The manuscript by Hsu et al. entitled “Mitochondrial Transfer by Human Mesenchymal Stromal Cells Ameliorates Hepatocyte Lipid Load in a Mouse Model of NASH” represents data from an interesting and technically sophisticated study. The authors have been focused on addressing the question regarding the mechanisms that underlie an improvement of metabolic phenotype in diet-induced non-alcoholic steatohepatitis (NASH) in mice that undergone transplantation of mesenchymal stromal cells (MSC). By using a number of state-of-the-art molecular analysis approaches and visualizing techniques, the authors generated data allowing to conclude that MSC, transplanted into a mouse host liver, can ameliorate lipid storage and associated perturbance of tissue homeostasis by the donation of mitochondria to the hepatocytes, thus providing oxidative capacity for lipid breakdown and eventually restoration of tissue homeostasis.  Undoubtedly this is a well written and rigorously presented research manuscript with data that contributes significantly to the field of metabolic disease and will be of interest to the research community.
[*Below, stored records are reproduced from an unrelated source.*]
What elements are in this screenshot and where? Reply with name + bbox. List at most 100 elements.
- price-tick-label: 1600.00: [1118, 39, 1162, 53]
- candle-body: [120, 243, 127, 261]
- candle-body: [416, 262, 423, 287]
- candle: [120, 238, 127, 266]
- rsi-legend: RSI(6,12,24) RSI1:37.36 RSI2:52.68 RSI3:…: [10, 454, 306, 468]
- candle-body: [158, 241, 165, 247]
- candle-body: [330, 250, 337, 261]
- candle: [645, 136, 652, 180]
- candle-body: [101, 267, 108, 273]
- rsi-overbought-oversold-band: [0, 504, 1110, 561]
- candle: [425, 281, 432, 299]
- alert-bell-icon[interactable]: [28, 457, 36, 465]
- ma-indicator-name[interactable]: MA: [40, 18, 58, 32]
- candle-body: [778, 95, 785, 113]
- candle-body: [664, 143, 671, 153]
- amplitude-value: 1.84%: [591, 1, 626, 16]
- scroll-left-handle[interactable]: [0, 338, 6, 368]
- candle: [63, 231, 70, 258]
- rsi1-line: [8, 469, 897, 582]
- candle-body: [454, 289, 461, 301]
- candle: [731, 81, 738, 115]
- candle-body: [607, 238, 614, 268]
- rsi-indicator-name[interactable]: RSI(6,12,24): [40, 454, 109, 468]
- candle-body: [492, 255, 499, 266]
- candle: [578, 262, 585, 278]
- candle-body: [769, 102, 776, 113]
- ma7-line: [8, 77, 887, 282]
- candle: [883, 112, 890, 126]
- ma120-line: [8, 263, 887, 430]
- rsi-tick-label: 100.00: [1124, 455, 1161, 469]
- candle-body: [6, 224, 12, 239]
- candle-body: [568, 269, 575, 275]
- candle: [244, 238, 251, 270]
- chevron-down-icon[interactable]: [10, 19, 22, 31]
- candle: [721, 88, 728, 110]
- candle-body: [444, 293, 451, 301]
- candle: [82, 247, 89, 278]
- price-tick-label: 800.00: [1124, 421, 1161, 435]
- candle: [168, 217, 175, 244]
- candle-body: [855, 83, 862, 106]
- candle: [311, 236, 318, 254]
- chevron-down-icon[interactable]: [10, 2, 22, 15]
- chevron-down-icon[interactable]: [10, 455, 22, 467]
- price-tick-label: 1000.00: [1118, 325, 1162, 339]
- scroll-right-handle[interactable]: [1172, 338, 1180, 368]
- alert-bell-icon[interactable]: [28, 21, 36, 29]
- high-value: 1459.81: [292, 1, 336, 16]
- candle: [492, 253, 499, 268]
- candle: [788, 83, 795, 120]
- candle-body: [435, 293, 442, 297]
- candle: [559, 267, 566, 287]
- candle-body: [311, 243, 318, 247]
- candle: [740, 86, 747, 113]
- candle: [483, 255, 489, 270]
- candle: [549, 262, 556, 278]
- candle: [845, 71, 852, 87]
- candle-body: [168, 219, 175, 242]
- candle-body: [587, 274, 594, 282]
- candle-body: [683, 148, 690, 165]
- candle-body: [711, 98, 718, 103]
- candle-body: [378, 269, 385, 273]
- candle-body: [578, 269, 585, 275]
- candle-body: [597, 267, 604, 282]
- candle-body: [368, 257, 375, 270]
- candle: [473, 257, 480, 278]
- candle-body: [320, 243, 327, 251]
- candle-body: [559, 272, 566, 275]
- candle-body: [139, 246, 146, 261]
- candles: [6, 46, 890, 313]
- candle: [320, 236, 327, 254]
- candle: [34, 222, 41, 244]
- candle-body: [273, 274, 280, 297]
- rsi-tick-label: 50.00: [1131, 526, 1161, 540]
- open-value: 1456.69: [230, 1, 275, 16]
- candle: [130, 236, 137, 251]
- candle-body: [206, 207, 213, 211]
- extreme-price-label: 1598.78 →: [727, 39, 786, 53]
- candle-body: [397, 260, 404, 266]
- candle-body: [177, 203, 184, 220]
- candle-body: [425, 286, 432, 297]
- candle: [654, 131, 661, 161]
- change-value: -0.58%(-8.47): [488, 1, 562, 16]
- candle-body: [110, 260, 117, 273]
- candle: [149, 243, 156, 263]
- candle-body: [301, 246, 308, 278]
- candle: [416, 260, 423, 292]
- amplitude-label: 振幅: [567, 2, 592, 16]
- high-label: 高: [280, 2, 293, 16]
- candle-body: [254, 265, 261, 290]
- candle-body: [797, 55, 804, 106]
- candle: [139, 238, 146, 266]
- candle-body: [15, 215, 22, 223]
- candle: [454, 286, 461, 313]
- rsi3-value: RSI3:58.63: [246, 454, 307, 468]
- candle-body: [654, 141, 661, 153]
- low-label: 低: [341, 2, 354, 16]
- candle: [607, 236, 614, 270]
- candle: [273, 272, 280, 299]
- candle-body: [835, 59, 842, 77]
At the same time there are several methodological and conceptual concerns requiring clarification:

  1. The major concept of the study is the transfer of mitochondria from MSC to hepatocytes that results in increased oxidative capacity and thus improvement of the steatotic phenotype. Although it is not clear whether MSC themselves (without transferring their mitochondria) may contribute to the increased lipid oxidation in the livers or in co-cultures by metabolizing fatty acids, thus diminishing hepatocyte lipid overload. In this context experiments employing knockdown or silencing tunneling nanotubes (TNT) or microtubule component(s) would be highly important to address this question and resolve the possible controversy.
  2. Because NASH in vivo is not always an isolated local (hepatic) event and rather is associated with broader systemic metabolic alterations (dyslipidemia, glucose intolerance, weight gain), it is interesting and worth presenting and discussing whether and how other parameters associated with metabolic disease, including plasma lipidemia, glucose clearance, and adiposity, are affected in the current model.
  3. Immunoblots representing CD36 protein expression (Fig. 2A) do not look convincing because of the weakness (this also relates to PPARα) and high variability of the signal. Moreover, which of the two bands around 75kDa is considered to be CD36? These blots should be improved.
  4. The images of liver sections stained for CYP2E1 and for 4-HNE (Fig. 3A) seemed to be taken at different magnification because they are clearly different by the degree of steatosis (as evidenced by the white “holes”). Moreover, the section stained for 4-HNE in the +NASH+MSC group looks more steatotic than in the +NASH-MSC group, which contradicts the whole concept of the study.
  5. In culture experiments (Fig. 4), hepatocytes are cultured for about 6 days, and thus may be associated with hepatocyte dedifferentiation. To resolve this concern the authors should include data on certain marker hepatocyte parameters like albumin expression/secretion, urea production, or CYP expression.
  6. It is an interesting point to suggest that the MSC may promote mitochondria biogenesis in the mouse hepatocytes (p.16-17). However, how accurate is it to suggest this based on the changes in Pgc1a mRNA levels, especially when mRNA expression of other studied mitochondria biogenesis genes remains unchanged. What about protein levels? What about Prdm16 and Ucp1 expression?
  7. Line 10 on page 17 implies that peroxisomes are being transferred to hepatocytes from MSC as well, however, which data specifically support that?

Author Response

Please see the attachment

Author Response File: Author Response.docx

Round 2

Reviewer 2 Report

All of the concerns have been fully addressed.